From foe to friend: Harry Yeff wants to flip the narrative on technology
Technology is so often juxtaposed against humanity. It’s almost striking to see it referenced as a “mirror that allows us to see ourselves and become more what we want to be, more human“. Once again, Harry Yeff flips the script on the standard perspective of life. Technology brings us closer to who we are, rather than the commonly held belief that it will lead us further away from what makes us human. And, therefore, from each other.
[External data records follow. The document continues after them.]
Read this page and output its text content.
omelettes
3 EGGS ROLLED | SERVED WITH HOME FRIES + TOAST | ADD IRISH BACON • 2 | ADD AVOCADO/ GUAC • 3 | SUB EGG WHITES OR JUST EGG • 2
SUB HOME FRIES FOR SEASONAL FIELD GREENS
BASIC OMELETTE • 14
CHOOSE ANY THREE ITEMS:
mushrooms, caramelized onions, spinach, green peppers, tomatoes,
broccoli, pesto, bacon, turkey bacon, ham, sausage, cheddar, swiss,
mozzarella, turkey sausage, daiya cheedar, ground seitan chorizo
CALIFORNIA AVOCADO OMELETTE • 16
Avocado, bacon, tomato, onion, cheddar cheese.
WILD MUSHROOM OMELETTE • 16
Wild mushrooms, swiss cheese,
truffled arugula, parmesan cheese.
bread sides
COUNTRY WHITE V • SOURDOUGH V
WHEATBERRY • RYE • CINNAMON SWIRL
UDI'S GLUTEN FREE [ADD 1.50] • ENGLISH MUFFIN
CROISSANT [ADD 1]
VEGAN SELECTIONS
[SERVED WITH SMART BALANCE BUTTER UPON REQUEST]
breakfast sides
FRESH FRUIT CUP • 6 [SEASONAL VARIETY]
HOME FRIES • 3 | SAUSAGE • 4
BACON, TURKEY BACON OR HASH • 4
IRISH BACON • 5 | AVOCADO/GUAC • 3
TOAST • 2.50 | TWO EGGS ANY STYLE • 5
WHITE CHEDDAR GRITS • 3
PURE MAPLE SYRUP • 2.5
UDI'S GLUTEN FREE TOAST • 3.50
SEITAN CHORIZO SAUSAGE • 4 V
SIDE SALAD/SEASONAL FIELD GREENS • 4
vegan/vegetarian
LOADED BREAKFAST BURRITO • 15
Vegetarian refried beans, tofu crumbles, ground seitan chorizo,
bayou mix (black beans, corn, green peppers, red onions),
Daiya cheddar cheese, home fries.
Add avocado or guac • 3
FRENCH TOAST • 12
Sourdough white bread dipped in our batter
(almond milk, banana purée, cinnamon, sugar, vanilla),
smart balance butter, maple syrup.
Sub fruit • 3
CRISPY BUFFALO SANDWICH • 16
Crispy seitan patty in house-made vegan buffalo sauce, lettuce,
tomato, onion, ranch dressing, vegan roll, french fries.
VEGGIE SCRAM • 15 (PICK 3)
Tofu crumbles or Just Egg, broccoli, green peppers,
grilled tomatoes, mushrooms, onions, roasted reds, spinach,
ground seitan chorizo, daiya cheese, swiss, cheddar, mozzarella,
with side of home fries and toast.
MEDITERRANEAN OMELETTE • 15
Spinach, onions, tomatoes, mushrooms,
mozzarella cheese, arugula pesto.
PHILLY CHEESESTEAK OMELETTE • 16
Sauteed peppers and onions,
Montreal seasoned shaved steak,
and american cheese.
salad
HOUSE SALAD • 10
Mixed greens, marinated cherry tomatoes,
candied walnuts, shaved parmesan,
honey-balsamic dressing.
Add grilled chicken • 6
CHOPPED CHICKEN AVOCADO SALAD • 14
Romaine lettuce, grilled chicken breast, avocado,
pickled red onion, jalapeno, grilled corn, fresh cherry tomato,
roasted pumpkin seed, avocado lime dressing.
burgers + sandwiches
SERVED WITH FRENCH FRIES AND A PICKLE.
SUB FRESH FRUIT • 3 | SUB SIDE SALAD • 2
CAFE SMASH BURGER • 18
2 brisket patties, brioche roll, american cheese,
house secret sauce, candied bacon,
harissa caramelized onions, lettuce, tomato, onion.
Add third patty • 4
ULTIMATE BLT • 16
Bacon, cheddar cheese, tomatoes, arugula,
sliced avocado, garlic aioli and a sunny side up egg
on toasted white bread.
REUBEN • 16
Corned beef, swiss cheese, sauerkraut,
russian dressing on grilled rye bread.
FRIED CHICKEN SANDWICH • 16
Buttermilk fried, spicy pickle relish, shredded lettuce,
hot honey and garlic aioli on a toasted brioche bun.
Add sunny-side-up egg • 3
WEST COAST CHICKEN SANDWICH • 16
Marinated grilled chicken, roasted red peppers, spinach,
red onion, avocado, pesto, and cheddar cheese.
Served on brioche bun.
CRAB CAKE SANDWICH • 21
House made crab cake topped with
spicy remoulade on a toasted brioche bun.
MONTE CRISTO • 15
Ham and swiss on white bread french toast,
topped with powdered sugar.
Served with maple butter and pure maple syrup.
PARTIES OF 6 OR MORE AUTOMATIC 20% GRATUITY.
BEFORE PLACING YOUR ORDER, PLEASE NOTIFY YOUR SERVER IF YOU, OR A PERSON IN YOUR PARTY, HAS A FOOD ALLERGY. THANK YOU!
Reeps One is using his role and knowledge as a musician to redirect the narrative surrounding technology to encourage new relationships with technology. Globally speaking, technology is often inspected under the lens of science fiction or other uses that seem inaccessible, elitist and exclusionary in nature (think Silicon Valley or Tesla). And yet Yeff explains that technology isn’t any of these things, it’s something we all use every day to enhance our daily lives. We can use technology to deepen our explorations of the self, of humanity as a whole.
With this in mind, Harry Yeff’s goal is for people to become more human. That’s the purpose of most art, isn’t it? To explore ourselves, our depth as humans, or how far we can go, either physically or in our minds. But in a time when so much content is created for money and money alone, it’s refreshing to come across someone whose goals are so explicitly rooted in self-discovery, for his own benefit and that of society as a whole.
In a time where artists, and celebrities in general, have an increasing amount of cultural, social, and even political influence, observing the position of the cultural and social relevance of a creative such as Reeps One is somehow, emboldening. It feels right, it feels good. More importantly, it gives us hope for what’s to come. For how far we can go.
And if that’s not The Next, we don’t know what is.